Dengan konspirasi Inggris dan Prancis, pada tahun 1924 M, telah terjadi revolusi kufur yang berhasil meruntuhkan Khilafah Islam di Turki. Dalam pernyataannya, Cerzon, menteri Luar Negeri Inggris ketika itu, mengatakan:

Kita benar-benar telah menghancurkan Turki sehingga Turki tidak akan pernah bisa bangkit kembali setelah itu. Alasannya, kita telah menghancurkan kekuatannya yang tercermin dalam dua hal: Islam dan Khilafah.[9]

Setelah itu, konspirasi mereka diarahkan untuk mengaborsi setiap gerakan atau partai politik yang berusaha mengembalikan kejayaan Islam dan umatnya melalui Khilafah Islam. Jemaat al-Khilafah di India (1924) berhasil dibelokkan menjadi gerakan nasionalisme dan berfusi dengan Partai Konggres, yang menjadi kaki tangan Inggris di India. 

Konferensi Khilafah (1924) berhasil disusupi intelijen Inggris, lalu dibubarkan. Kemudian, diterbitkanlah buku yang menyatakan tidak ada negara dan tidak wajib mendirikan negara Khilafah, yaitu yang berjudul, al-Islâm wa Ushûl al-Hukm (1925), karya ‘Ali bin ‘Abdurraziq. 

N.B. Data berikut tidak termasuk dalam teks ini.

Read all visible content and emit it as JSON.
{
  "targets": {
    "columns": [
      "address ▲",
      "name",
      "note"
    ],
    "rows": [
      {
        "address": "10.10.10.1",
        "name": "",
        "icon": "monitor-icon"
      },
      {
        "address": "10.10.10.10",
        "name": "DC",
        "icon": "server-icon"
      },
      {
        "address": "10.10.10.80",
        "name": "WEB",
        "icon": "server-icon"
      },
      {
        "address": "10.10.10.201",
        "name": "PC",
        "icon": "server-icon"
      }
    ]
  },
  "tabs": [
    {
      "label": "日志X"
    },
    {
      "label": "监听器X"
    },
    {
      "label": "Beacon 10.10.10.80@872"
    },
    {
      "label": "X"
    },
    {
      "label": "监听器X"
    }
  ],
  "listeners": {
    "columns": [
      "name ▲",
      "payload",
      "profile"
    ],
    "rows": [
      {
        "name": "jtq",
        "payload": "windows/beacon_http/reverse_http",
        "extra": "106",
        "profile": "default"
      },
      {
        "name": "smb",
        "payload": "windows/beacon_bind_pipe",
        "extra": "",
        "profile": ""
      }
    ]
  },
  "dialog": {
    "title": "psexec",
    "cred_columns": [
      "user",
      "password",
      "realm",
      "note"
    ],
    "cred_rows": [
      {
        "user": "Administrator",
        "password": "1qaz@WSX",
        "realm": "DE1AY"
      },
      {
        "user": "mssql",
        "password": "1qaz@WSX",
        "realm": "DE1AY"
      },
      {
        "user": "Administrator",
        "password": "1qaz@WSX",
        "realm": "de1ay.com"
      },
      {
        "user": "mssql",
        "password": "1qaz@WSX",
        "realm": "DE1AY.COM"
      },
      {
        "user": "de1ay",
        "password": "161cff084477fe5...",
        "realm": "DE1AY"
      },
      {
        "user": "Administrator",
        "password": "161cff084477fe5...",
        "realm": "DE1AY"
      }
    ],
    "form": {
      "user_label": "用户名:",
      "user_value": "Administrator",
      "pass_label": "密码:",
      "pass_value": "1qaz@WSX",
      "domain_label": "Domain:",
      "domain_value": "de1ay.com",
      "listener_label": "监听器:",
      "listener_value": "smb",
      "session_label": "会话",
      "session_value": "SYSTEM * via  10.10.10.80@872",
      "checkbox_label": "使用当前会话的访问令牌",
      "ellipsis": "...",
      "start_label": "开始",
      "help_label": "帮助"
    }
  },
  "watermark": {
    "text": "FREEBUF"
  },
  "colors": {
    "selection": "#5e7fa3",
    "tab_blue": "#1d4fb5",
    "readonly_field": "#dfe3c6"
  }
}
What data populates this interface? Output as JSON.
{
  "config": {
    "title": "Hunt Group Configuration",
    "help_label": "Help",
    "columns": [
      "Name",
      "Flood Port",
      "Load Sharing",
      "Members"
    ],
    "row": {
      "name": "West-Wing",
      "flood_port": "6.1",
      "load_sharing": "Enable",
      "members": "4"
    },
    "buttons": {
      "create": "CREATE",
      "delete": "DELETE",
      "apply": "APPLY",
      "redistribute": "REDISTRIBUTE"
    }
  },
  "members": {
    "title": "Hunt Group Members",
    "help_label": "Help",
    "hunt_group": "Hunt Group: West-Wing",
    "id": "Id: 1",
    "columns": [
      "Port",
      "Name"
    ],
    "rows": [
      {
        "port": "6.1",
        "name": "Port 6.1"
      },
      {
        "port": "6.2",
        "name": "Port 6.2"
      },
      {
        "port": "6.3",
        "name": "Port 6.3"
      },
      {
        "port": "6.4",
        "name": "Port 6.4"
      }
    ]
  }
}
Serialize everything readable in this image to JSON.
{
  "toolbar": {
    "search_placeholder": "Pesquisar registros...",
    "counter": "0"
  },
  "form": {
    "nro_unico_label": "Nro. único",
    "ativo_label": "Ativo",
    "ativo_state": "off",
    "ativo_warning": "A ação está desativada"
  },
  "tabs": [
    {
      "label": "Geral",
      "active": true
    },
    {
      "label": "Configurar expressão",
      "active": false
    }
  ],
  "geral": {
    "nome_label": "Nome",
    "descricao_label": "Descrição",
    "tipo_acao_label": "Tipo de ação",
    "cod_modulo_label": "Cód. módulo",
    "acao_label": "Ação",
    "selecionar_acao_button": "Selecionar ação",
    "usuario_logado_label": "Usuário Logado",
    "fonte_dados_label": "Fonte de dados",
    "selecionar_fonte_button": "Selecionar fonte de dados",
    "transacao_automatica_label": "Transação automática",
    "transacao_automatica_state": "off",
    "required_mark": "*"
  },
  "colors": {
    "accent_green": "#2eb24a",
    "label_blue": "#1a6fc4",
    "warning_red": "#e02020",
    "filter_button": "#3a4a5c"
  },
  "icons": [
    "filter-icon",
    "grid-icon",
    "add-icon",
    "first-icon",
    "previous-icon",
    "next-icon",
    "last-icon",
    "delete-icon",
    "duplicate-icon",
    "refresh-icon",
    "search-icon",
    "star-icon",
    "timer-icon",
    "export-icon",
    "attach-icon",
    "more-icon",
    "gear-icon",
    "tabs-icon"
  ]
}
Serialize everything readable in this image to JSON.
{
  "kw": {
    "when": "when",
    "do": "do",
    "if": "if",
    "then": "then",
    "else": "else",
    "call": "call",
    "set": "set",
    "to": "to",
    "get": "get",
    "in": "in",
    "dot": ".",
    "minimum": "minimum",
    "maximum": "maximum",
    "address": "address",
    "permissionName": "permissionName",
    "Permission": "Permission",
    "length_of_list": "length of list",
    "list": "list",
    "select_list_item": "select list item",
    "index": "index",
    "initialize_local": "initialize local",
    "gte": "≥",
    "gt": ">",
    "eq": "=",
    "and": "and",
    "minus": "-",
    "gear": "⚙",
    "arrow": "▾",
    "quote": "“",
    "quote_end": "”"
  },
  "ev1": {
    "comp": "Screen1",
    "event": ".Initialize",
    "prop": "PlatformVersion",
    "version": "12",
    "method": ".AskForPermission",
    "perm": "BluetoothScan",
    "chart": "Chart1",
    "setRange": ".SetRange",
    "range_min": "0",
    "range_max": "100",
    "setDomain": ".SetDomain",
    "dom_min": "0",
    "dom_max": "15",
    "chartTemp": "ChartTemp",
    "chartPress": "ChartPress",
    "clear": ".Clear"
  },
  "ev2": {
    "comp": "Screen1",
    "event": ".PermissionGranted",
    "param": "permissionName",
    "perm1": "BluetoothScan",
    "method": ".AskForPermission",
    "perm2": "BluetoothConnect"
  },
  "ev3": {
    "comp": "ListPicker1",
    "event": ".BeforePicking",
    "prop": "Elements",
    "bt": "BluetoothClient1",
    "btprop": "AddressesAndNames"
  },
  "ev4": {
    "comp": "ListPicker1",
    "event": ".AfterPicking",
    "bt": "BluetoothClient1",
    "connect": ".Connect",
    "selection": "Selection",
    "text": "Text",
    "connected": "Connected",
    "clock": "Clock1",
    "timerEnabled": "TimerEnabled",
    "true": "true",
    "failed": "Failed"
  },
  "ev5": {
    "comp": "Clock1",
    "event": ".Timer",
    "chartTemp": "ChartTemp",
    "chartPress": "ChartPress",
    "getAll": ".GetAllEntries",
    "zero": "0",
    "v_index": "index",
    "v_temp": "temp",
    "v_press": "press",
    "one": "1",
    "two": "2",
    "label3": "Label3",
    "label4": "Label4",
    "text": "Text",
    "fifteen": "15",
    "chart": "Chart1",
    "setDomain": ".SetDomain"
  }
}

Pada saat yang sama, media massa disibukkan dengan wacana Pan-Arabisme atau Pan-Islamisme, yang dihembuskan Inggris dengan maksud menjauhkan umat Islam dari isu Khilafah. 

Umat akhirnya melupakan Khilafah Islam. Namun, memasuki dekade 50-an sampai 70-an, isu Khilafah kembali mencuat ke permukaan. Inggris yang memahami betul strategisnya isu Khilafah bagi Islam dan umatnya segera menggerakkan kaki tangannya di Timur Tengah untuk melakukan rekayasa guna menangkap, membunuh, dan menghabisi individu, kelompok, atau partai yang berusaha mengembalikan Khilafah Islam. 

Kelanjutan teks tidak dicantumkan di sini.